As with any addition to your stack, API Gateways introduces another piece to manage. They need to be hosted, scaled and managed just like the rest of your software. Since all requests and responses must pass through the gateway, they add an additional point of failure and increase the latency of each call by adding a few extra "hops" across the network.
Due to their centralized location, it becomes easy to gradually increase the complexity inside the gateway until it becomes a "black box" of code. This makes maintaining the code harder.
This "put it all together" approach goes against the core idea of using microservices to split an application up into smaller parts and removes some of their autonomy.
These problems are mostly avoidable, but it takes a bit of work.
Gateways let clients access services, but what happens when services need to talk to one another? That's where service mesh comes in. A service mesh is a layer focused on service to service communication. You'll see gateway communication described as North-South(from clients to the gateway) and service mesh communication described as East-West(between services).

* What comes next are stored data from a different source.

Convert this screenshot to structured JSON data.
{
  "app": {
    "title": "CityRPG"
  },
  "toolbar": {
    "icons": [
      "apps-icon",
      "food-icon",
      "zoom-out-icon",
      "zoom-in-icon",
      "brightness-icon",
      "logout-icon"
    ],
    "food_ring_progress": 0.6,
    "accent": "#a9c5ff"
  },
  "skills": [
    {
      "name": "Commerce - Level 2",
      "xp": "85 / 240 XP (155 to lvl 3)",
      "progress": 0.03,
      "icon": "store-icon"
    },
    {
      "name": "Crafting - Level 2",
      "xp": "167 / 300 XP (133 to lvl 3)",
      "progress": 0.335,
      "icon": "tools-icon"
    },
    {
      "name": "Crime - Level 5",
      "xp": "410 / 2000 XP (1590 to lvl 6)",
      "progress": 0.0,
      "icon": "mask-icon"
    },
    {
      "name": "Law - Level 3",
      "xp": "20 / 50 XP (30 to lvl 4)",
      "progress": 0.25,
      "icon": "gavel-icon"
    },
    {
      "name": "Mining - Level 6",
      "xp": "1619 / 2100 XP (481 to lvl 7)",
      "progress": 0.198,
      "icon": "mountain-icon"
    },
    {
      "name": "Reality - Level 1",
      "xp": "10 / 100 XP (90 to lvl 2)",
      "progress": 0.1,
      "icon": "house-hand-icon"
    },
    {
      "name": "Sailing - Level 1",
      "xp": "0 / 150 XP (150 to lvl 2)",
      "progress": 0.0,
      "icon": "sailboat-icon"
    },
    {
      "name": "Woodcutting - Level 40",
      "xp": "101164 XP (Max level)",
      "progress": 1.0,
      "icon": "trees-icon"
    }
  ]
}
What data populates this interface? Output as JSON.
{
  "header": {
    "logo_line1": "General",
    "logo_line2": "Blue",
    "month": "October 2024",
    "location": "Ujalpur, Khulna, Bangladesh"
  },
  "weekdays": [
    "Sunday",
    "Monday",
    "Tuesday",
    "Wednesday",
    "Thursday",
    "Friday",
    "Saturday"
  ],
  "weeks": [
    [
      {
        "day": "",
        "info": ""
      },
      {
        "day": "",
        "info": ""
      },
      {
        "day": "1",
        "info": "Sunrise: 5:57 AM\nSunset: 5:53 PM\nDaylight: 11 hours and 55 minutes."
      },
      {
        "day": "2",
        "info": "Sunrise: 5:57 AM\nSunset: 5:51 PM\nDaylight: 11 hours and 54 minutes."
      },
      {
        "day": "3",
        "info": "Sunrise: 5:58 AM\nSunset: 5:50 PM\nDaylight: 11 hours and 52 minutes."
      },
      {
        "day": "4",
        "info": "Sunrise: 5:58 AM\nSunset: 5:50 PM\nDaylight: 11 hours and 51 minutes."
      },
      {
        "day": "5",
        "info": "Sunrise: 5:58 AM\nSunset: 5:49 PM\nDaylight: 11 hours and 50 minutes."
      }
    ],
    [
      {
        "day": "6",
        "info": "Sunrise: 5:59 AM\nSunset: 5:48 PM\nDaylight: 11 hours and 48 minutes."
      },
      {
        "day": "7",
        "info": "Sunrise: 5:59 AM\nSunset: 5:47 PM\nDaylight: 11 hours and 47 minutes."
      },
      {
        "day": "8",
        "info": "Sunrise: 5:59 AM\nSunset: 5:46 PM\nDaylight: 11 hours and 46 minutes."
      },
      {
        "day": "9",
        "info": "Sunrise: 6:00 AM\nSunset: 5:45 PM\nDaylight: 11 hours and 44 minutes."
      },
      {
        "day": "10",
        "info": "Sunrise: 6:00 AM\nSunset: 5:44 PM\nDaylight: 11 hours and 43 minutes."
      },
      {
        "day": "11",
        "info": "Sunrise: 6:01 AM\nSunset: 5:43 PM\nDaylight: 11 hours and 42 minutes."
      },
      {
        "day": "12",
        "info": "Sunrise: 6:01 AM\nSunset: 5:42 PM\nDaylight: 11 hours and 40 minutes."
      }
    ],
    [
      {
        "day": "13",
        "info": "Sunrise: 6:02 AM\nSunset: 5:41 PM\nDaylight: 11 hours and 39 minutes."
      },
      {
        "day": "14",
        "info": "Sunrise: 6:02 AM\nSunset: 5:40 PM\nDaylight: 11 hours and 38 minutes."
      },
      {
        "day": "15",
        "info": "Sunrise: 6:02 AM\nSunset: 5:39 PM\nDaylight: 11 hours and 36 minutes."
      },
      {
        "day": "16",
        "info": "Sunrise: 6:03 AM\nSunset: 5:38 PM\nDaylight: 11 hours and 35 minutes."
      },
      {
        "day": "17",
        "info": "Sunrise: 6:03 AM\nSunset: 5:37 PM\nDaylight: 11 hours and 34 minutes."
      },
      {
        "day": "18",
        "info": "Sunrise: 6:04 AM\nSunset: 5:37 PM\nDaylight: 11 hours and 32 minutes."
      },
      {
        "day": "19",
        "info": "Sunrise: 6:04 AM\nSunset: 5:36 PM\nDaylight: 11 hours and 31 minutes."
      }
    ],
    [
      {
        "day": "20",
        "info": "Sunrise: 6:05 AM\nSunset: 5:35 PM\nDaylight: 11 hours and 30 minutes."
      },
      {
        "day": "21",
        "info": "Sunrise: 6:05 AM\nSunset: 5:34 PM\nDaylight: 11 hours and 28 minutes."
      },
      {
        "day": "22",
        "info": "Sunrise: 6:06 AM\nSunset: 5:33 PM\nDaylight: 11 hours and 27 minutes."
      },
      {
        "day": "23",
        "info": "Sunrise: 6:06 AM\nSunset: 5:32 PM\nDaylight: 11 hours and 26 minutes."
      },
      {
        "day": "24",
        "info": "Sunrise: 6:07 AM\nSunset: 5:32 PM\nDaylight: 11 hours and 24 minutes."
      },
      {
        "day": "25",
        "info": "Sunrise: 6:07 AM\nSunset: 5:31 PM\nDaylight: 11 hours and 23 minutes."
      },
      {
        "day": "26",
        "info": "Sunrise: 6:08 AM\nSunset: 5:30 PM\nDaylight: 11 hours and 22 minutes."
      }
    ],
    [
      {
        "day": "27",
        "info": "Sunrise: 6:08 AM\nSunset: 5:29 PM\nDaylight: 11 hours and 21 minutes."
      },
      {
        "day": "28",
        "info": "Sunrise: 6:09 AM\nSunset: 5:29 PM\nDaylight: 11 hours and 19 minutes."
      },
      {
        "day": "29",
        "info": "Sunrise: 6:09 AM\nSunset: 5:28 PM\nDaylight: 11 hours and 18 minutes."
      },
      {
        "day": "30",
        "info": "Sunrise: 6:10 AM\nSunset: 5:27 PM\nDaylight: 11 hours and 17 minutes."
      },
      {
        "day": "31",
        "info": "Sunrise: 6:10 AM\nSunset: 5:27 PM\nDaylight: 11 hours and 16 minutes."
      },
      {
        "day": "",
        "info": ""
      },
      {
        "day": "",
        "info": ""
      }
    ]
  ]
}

Traditionally it made sense to use a service mesh and API gateway together. The gateway would be the entry point for your client's requests, and then the service mesh would allow your services to rely on one another before passing responses back through the gateway. One popular API gateway, Kong, released an open source mesh to pair with their gateway product.
Over the last few years, service meshes have expanded their functionality to handle external communication. One popular mesh, Istio, now includes some gateway functionality. It is expected that over time, many service mesh products will take on many of the core features of gateways.
We mentioned earlier that access to third-party APIs can also live behind your gateway. This works great for situations where you are directly consuming a third-party API from the client, but don't want to introduce another dependency and a new API surface.
The downside? Now you need to handle the unavoidable outages and downtimes that will occur when relying on a third-party. If an active monitoring tool, like Bearer, notices a problem with an existing API it can respond directly to the gateway. Either by swapping over to an alternate resource, serving cached data, retrying, or any number of other resiliency measures.